In Alterity Line, a series of recent works, paintings and photography are mounted on aluminum and engraved upon with motives from an older series of drawings. The immediacy of drawing destabilizes the painterly medium, thus the autonomous character of both works is negated in the hybrid objects presented. The series of looped animations, bearing the same title, is formally based on the transformation of a selection of these earlier drawings and is infused with flickering color, becoming a poetic moderator and hidden key to the exhibition.

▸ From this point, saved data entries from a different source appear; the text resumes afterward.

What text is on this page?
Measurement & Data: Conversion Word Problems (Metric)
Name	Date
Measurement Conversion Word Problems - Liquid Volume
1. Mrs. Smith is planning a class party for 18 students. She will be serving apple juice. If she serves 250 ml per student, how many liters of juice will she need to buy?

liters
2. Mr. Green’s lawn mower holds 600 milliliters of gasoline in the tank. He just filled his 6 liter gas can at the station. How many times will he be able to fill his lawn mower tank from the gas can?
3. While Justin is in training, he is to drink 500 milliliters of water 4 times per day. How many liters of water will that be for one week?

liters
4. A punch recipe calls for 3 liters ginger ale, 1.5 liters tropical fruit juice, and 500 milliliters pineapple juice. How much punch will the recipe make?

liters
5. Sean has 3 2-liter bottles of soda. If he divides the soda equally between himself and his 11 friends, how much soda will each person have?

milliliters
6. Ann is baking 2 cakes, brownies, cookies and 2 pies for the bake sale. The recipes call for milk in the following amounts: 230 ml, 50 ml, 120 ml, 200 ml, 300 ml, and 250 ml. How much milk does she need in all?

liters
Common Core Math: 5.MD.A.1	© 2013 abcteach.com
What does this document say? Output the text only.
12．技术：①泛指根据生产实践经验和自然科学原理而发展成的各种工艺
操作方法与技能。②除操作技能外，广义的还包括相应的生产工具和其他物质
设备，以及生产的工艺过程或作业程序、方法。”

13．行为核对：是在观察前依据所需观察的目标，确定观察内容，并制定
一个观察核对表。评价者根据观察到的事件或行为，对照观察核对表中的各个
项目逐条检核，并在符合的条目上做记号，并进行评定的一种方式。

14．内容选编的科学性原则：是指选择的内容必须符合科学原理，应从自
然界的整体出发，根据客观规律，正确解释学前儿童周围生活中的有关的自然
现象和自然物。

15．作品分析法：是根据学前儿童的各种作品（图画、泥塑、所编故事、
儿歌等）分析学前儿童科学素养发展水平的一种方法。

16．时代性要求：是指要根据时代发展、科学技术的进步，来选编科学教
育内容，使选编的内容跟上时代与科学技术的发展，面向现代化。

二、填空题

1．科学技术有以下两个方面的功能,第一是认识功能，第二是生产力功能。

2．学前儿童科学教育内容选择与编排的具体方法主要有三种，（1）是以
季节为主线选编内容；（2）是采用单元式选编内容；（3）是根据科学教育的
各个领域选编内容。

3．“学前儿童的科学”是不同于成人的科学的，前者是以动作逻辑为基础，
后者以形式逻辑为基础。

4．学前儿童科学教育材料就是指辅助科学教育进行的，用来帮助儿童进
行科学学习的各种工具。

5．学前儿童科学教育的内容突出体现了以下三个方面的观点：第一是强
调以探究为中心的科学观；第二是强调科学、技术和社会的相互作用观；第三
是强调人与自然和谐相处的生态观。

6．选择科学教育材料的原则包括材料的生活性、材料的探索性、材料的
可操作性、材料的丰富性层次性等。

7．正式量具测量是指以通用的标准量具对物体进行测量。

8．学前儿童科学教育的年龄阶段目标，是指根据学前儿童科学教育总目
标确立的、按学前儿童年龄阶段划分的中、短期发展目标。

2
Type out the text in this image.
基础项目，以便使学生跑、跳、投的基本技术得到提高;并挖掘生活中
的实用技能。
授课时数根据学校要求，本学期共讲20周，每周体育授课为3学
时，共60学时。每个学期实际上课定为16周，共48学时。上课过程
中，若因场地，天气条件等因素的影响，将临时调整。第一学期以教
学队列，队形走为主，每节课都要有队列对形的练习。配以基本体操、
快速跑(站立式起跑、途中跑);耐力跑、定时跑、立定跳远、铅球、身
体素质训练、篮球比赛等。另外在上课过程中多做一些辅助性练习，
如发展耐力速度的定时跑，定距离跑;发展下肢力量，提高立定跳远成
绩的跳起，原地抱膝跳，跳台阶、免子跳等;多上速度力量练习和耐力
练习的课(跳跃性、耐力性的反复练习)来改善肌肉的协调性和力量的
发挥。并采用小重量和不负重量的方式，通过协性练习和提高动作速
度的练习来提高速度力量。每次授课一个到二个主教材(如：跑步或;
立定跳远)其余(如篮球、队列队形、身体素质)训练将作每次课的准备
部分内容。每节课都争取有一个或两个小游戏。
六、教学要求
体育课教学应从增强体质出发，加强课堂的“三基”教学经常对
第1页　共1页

Another series of works, Yet to be titled, is created through the placing of rolled-up works within sealed plexiglas boxes whose format is directly borrowed from the inkjet printer cartridge. The form of the artless technical tool is incorporated into the work, becoming at the same time a bright display-case and a space of questioning and enclosure. In one of the works from this series, a cardboard packaging, presumably for transporting a work, becomes the artwork itself, bringing together the daily processes and backstage operations of the artist’s studio and exhibition-making and including these in the experience of the show. Here, the artist’s method becomes exhibition’s content, and display is structured around a tension between an intimate approach – which attempts to convey an immediacy of the artistic process and an absence of intermediary between content and execution – and a precisely structured dramaturgy of the exhibition.
In this exhibition, Maljković’s ambiguous, open relationship to the finished work poses a challenge to discourses of development and novelty, examining instead the potentialities of otherness, variance and inconsistency as driving principles.